All the elementary entities of quantum mechanics spin but matter only half spins. Spinning an object once in our space returns its original state but doing the same to an electron only half-turns it. It is said to half spin because it takes two turns to return it to its original state, and quarks are the same.
Yet if an electron is a dimensionless point, it shouldn’t spin at all, so particle physics gave up trying to understand how it does:
“We simply have to give up the idea that we can model an electron’s structure at all. How can something with no size have mass? How can something with no structure have spin?” (Oerter, 2006), p95.
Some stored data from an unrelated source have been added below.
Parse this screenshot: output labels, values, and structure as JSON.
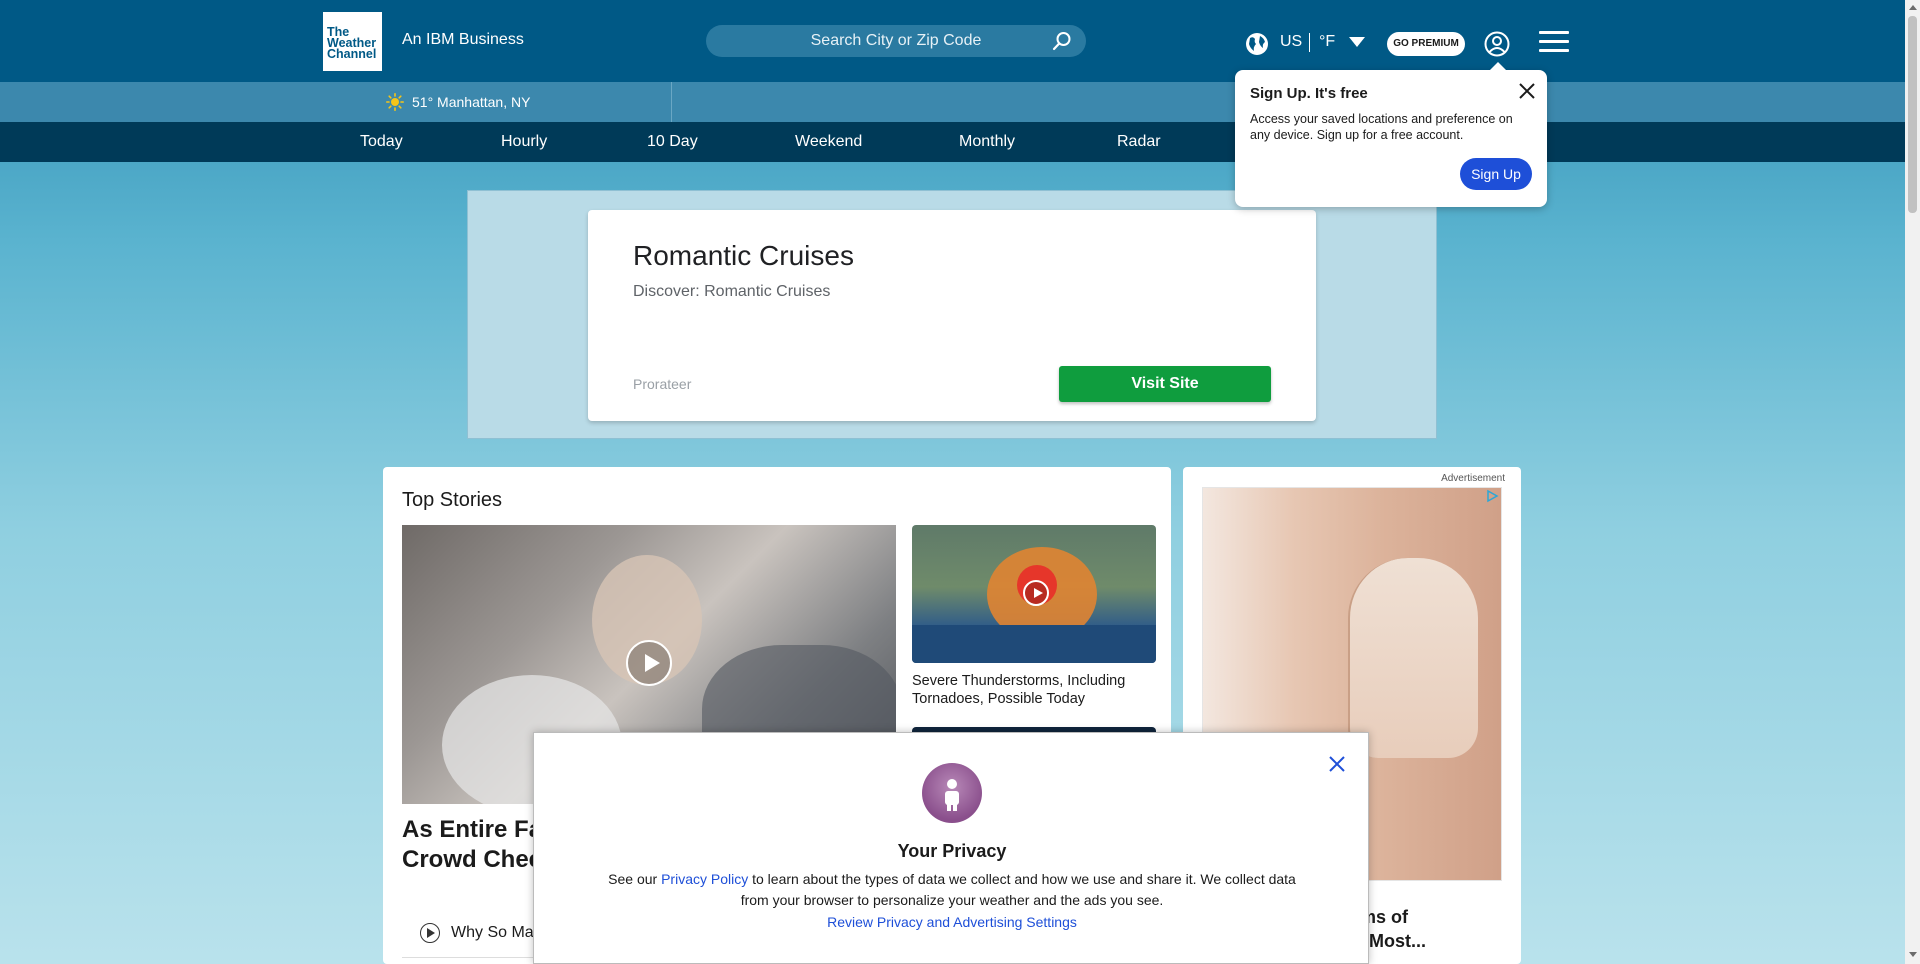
{
  "header": {
    "logo_lines": [
      "The",
      "Weather",
      "Channel"
    ],
    "tagline": "An IBM Business",
    "search_placeholder": "Search City or Zip Code",
    "country": "US",
    "unit": "°F",
    "premium_label": "GO PREMIUM",
    "icons": [
      "globe-icon",
      "search-icon",
      "chevron-down-icon",
      "user-icon",
      "menu-icon"
    ]
  },
  "location_bar": {
    "icon": "sun-icon",
    "text": "51° Manhattan, NY"
  },
  "nav": {
    "items": [
      "Today",
      "Hourly",
      "10 Day",
      "Weekend",
      "Monthly",
      "Radar"
    ]
  },
  "ad_banner": {
    "title": "Romantic Cruises",
    "subtitle": "Discover: Romantic Cruises",
    "sponsor": "Prorateer",
    "cta": "Visit Site"
  },
  "top_stories": {
    "title": "Top Stories",
    "main_headline": "As Entire Fa\nCrowd Chee",
    "sub_link": "Why So Ma",
    "side_caption": "Severe Thunderstorms, Including Tornadoes, Possible Today"
  },
  "right_ad": {
    "label": "Advertisement",
    "headline": "toms of\ntis Most..."
  },
  "signup_popup": {
    "title": "Sign Up. It's free",
    "body": "Access your saved locations and preference on any device. Sign up for a free account.",
    "button": "Sign Up"
  },
  "privacy_modal": {
    "title": "Your Privacy",
    "text_before": "See our ",
    "link": "Privacy Policy",
    "text_after": " to learn about the types of data we collect and how we use and share it. We collect data from your browser to personalize your weather and the ads you see.",
    "review_link": "Review Privacy and Advertising Settings"
  },
  "colors": {
    "header_bg": "#005986",
    "nav_bg": "#003a58",
    "accent_blue": "#1e4fd8",
    "visit_green": "#0f9d3e"
  }
}
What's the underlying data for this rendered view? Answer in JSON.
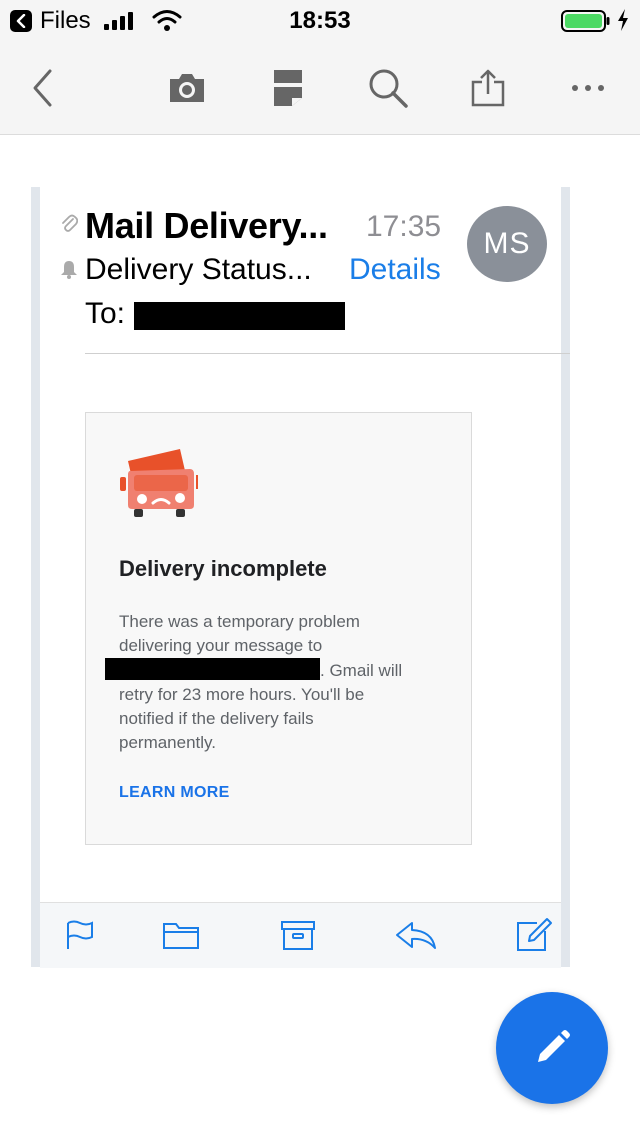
{
  "status_bar": {
    "back_app": "Files",
    "time": "18:53"
  },
  "toolbar": {
    "icons": [
      "back-icon",
      "camera-icon",
      "document-icon",
      "search-icon",
      "share-icon",
      "more-icon"
    ]
  },
  "message": {
    "sender": "Mail Delivery...",
    "time": "17:35",
    "avatar_initials": "MS",
    "subject": "Delivery Status...",
    "details_link": "Details",
    "to_label": "To:"
  },
  "notice": {
    "title": "Delivery incomplete",
    "body_line1": "There was a temporary problem",
    "body_line2": "delivering your message to",
    "body_line3_after": ". Gmail will",
    "body_line4": "retry for 23 more hours. You'll be",
    "body_line5": "notified if the delivery fails",
    "body_line6": "permanently.",
    "learn_more": "LEARN MORE"
  },
  "bottom_bar": {
    "icons": [
      "flag-icon",
      "folder-icon",
      "archive-icon",
      "reply-icon",
      "compose-icon"
    ]
  },
  "colors": {
    "accent": "#1a7ee8",
    "fab": "#1a73e8",
    "truck": "#e8512a",
    "avatar": "#8a9099"
  }
}
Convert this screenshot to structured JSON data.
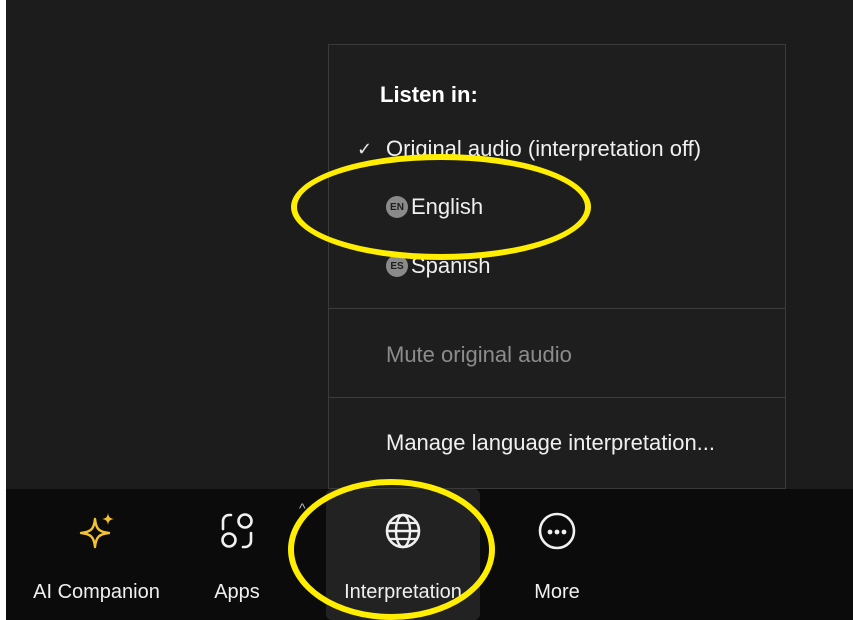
{
  "menu": {
    "heading": "Listen in:",
    "original_audio": {
      "check": "✓",
      "label": "Original audio (interpretation off)"
    },
    "languages": [
      {
        "badge": "EN",
        "label": "English"
      },
      {
        "badge": "ES",
        "label": "Spanish"
      }
    ],
    "mute_original": "Mute original audio",
    "manage": "Manage language interpretation..."
  },
  "toolbar": {
    "items": [
      {
        "label": "AI Companion",
        "icon": "sparkle-icon"
      },
      {
        "label": "Apps",
        "icon": "apps-icon"
      },
      {
        "label": "Interpretation",
        "icon": "globe-icon"
      },
      {
        "label": "More",
        "icon": "more-icon"
      }
    ],
    "apps_caret": "^"
  },
  "colors": {
    "background": "#1c1c1c",
    "toolbar": "#0b0b0b",
    "highlight": "#ffee00",
    "ai_companion": "#f2c230"
  }
}
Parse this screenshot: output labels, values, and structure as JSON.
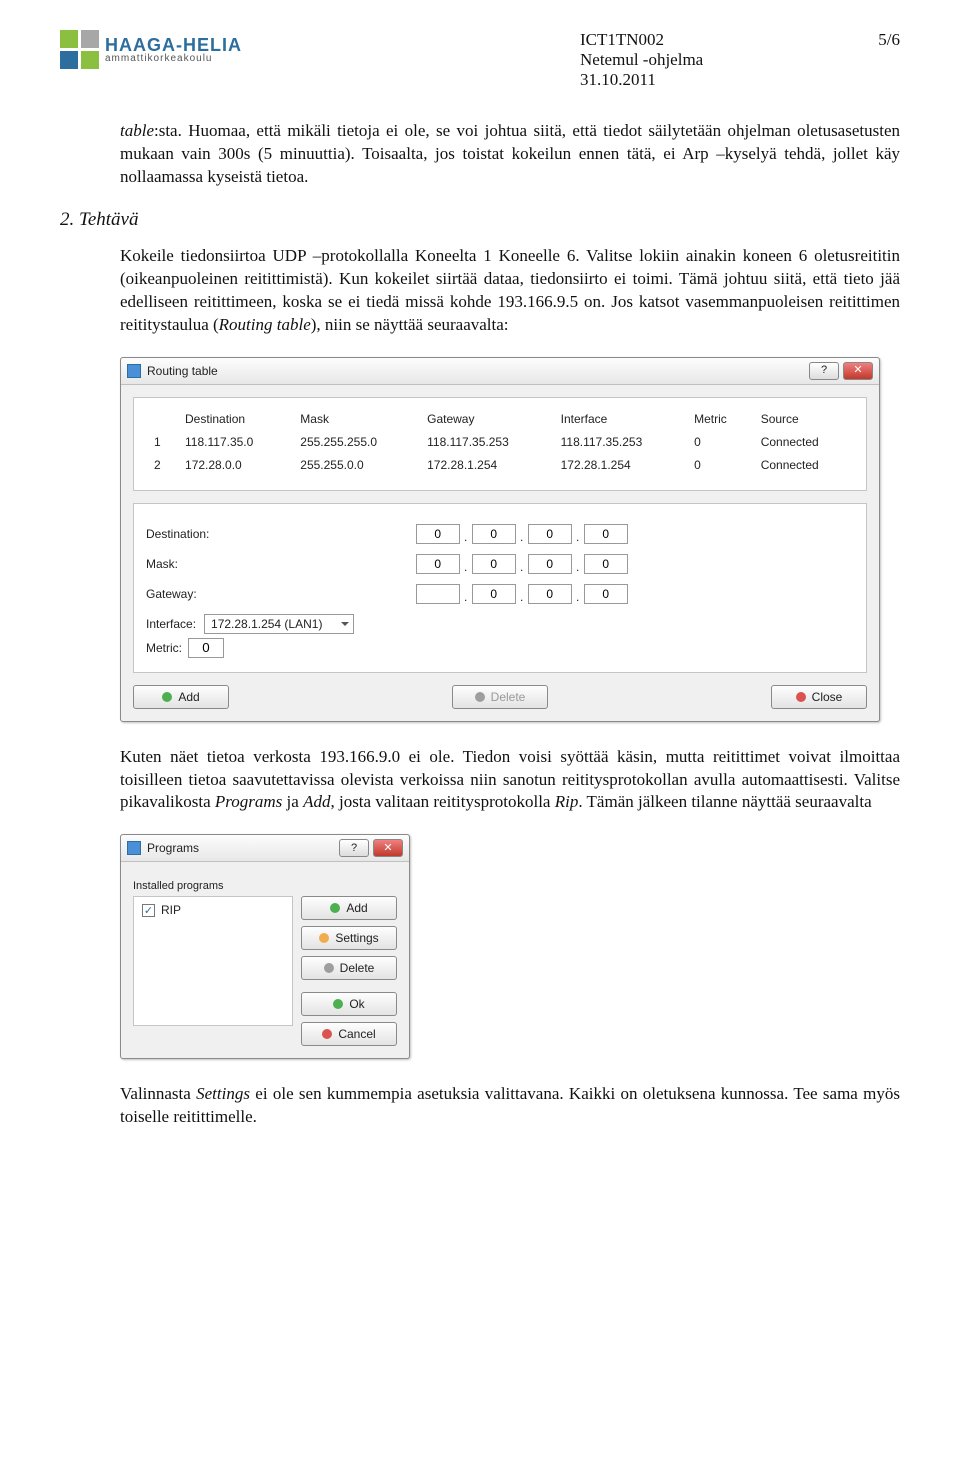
{
  "header": {
    "brand_main": "HAAGA-HELIA",
    "brand_sub": "ammattikorkeakoulu",
    "code": "ICT1TN002",
    "title": "Netemul -ohjelma",
    "date": "31.10.2011",
    "page": "5/6"
  },
  "para1a": "table",
  "para1b": ":sta. Huomaa, että mikäli tietoja ei ole, se voi johtua siitä, että tiedot säilytetään ohjelman oletusasetusten mukaan vain 300s (5 minuuttia). Toisaalta, jos toistat kokeilun ennen tätä, ei Arp –kyselyä tehdä, jollet käy nollaamassa kyseistä tietoa.",
  "section": "2. Tehtävä",
  "para2a": "Kokeile tiedonsiirtoa UDP –protokollalla Koneelta 1 Koneelle 6. Valitse lokiin ainakin koneen 6 oletusreititin (oikeanpuoleinen reitittimistä). Kun kokeilet siirtää dataa, tiedonsiirto ei toimi. Tämä johtuu siitä, että tieto jää edelliseen reitittimeen, koska se ei tiedä missä kohde 193.166.9.5 on. Jos katsot vasemmanpuoleisen reitittimen reititystaulua (",
  "para2b": "Routing table",
  "para2c": "), niin se näyttää seuraavalta:",
  "routing": {
    "title": "Routing table",
    "help_icon": "?",
    "close_icon": "✕",
    "cols": [
      "",
      "Destination",
      "Mask",
      "Gateway",
      "Interface",
      "Metric",
      "Source"
    ],
    "rows": [
      [
        "1",
        "118.117.35.0",
        "255.255.255.0",
        "118.117.35.253",
        "118.117.35.253",
        "0",
        "Connected"
      ],
      [
        "2",
        "172.28.0.0",
        "255.255.0.0",
        "172.28.1.254",
        "172.28.1.254",
        "0",
        "Connected"
      ]
    ],
    "dest_label": "Destination:",
    "mask_label": "Mask:",
    "gw_label": "Gateway:",
    "iface_label": "Interface:",
    "iface_val": "172.28.1.254 (LAN1)",
    "metric_label": "Metric:",
    "metric_val": "0",
    "dest_v": [
      "0",
      "0",
      "0",
      "0"
    ],
    "mask_v": [
      "0",
      "0",
      "0",
      "0"
    ],
    "gw_v": [
      "",
      "0",
      "0",
      "0"
    ],
    "btn_add": "Add",
    "btn_del": "Delete",
    "btn_close": "Close"
  },
  "para3a": "Kuten näet tietoa verkosta 193.166.9.0 ei ole. Tiedon voisi syöttää käsin, mutta reitittimet voivat ilmoittaa toisilleen tietoa saavutettavissa olevista verkoissa niin sanotun reititysprotokollan avulla automaattisesti. Valitse pikavalikosta ",
  "para3b": "Programs",
  "para3c": " ja ",
  "para3d": "Add",
  "para3e": ", josta valitaan reititysprotokolla ",
  "para3f": "Rip",
  "para3g": ". Tämän jälkeen tilanne näyttää seuraavalta",
  "programs": {
    "title": "Programs",
    "installed": "Installed programs",
    "item": "RIP",
    "btn_add": "Add",
    "btn_settings": "Settings",
    "btn_delete": "Delete",
    "btn_ok": "Ok",
    "btn_cancel": "Cancel",
    "help_icon": "?",
    "close_icon": "✕"
  },
  "para4a": "Valinnasta ",
  "para4b": "Settings",
  "para4c": " ei ole sen kummempia asetuksia valittavana. Kaikki on oletuksena kunnossa. Tee sama myös toiselle reitittimelle."
}
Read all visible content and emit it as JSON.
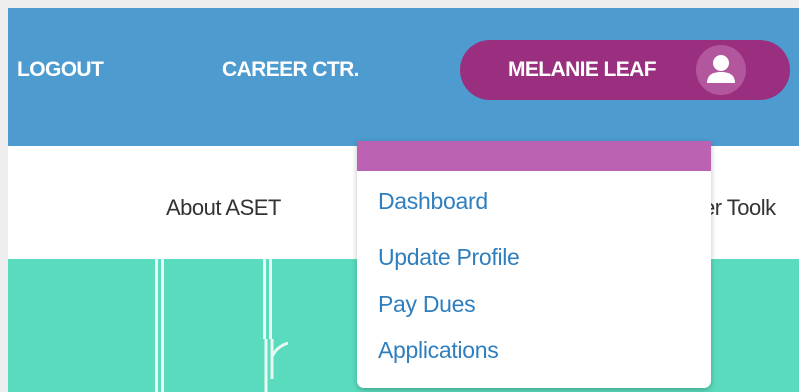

However in this model, an electron is a point particle with a photon structure. To us, a photon is a ray in one dimension, but quantum theory lets it vibrate into a dimension outside space, so it has a two-dimensional structure, like a piece of paper that can spin on its movement axis (Note 1). A photon has one dimension in our space but in quantum space it has two, like a piece of paper, so its spin is one not half. The four dimensions of quantum space also let photons vibrate in directions at right angles to each other (Note 2), so a filter that blocks horizontally polarized light doesn’t block vertically polarized light (3.7.2).
Why then do electrons half spin? The photons of an electron fill the channels of an axis to vibrate in different directions at right angles, so only half of them will be visible for a line of view, as the others, like thin paper sheets, will be invisible edge-on. If one photon is 100% visible, another at right angles will be 0%, for one that projects 99%, another will project only 1%, and so on.
In our space, one rotation returns an object to its original state because it needs an axis and two dimensions to rotate, which adds up to three dimensions. But for electrons in four-dimensional quantum space, one rotation only turns half its photons, and another is needed to turn the other half. It takes two of our rotations to return them to their original state, so electrons only half spin in our terms, and all matter entities are the same.
Note 1. For a photon moving in direction X, its quantum amplitude Q vibrates in plane QX, so the structure QX can spin.
Note 2. The orthogonal directions X, Y, Z of space give three orthogonal planes XY, YZ and XZ. A fourth dimension Q adds three more orthogonal planes Q1X, Q2Y, Q2Z, where Q1, Q2 and Q3 are at right angles.